Subtopic: Nature of Enzyme action
Enzyme-Substrate Interaction
- Specificity: Each enzyme (E) has a specific substrate (S) binding site within its structure.
- Enzyme-Substrate Complex (ES): The binding site facilitates the formation of a highly reactive, transient (short-lived) ES complex.
- Enzyme-Product Complex (EP): The ES complex transitions into an EP complex.
- Product Formation and Enzyme Regeneration: The EP complex dissociates, yielding the product(s) ℗ and regenerating the unchanged enzyme (E).
- Overall Reaction: E + S ⇌ ES → EP → E + P
- Importance of ES Formation: Crucial for the catalytic activity of the enzyme.
Catalytic Cycle of Enzyme Action (Step-by-Step)
- 1. Substrate Binding:
- The substrate molecule encounters the enzyme.
- The substrate fits specifically into the enzyme’s active site.
- Two models explain this interaction:
- Lock and Key Model: The substrate perfectly fits the pre-existing active site of the enzyme, like a key in a lock.
- Induced Fit Model: Substrate binding triggers a conformational change in the enzyme’s shape, allowing the enzyme to snugly fit around the substrate, maximizing interaction and stabilizing the transition state. This is the currently favored model.

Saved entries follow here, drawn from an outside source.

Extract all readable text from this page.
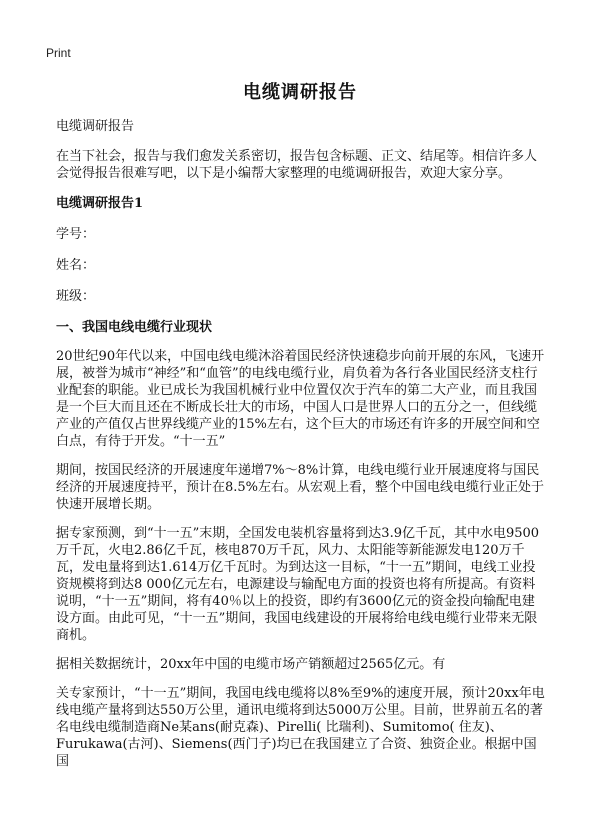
Print
电缆调研报告

电缆调研报告

在当下社会，报告与我们愈发关系密切，报告包含标题、正文、结尾等。相信许多人会觉得报告很难写吧，以下是小编帮大家整理的电缆调研报告，欢迎大家分享。

电缆调研报告1

学号：

姓名：

班级：

一、我国电线电缆行业现状

20世纪90年代以来，中国电线电缆沐浴着国民经济快速稳步向前开展的东风，飞速开展，被誉为城市“神经”和“血管”的电线电缆行业，肩负着为各行各业国民经济支柱行业配套的职能。业已成长为我国机械行业中位置仅次于汽车的第二大产业，而且我国是一个巨大而且还在不断成长壮大的市场，中国人口是世界人口的五分之一，但线缆产业的产值仅占世界线缆产业的15%左右，这个巨大的市场还有许多的开展空间和空白点，有待于开发。“十一五”

期间，按国民经济的开展速度年递增7%～8%计算，电线电缆行业开展速度将与国民经济的开展速度持平，预计在8.5%左右。从宏观上看，整个中国电线电缆行业正处于快速开展增长期。

据专家预测，到“十一五”末期，全国发电装机容量将到达3.9亿千瓦，其中水电9500万千瓦，火电2.86亿千瓦，核电870万千瓦，风力、太阳能等新能源发电120万千瓦，发电量将到达1.614万亿千瓦时。为到达这一目标，“十一五”期间，电线工业投资规模将到达8 000亿元左右，电源建设与输配电方面的投资也将有所提高。有资料说明，“十一五”期间，将有40％以上的投资，即约有3600亿元的资金投向输配电建设方面。由此可见，“十一五”期间，我国电线建设的开展将给电线电缆行业带来无限商机。

据相关数据统计，20xx年中国的电缆市场产销额超过2565亿元。有

关专家预计，“十一五”期间，我国电线电缆将以8%至9%的速度开展，预计20xx年电线电缆产量将到达550万公里，通讯电缆将到达5000万公里。目前，世界前五名的著名电线电缆制造商Ne某ans(耐克森)、Pirelli( 比瑞利)、Sumitomo( 住友)、Furukawa(古河)、Siemens(西门子)均已在我国建立了合资、独资企业。根据中国国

- 2. Catalysis (Bond Breaking and Product Formation):
- The active site, now in close proximity to the substrate, facilitates the breaking of chemical bonds within the substrate.
- This bond breaking leads to the formation of the enzyme-product complex (EP).
- The chemical transformation of the substrate occurs at this stage.
- 3. Product Release and Enzyme Regeneration:
- The enzyme releases the newly formed product(s) ℗ from its active site.
- The enzyme returns to its original conformation.
- The free enzyme is now available to bind with another substrate molecule and repeat the catalytic cycle. This ensures the enzyme can catalyze multiple reactions.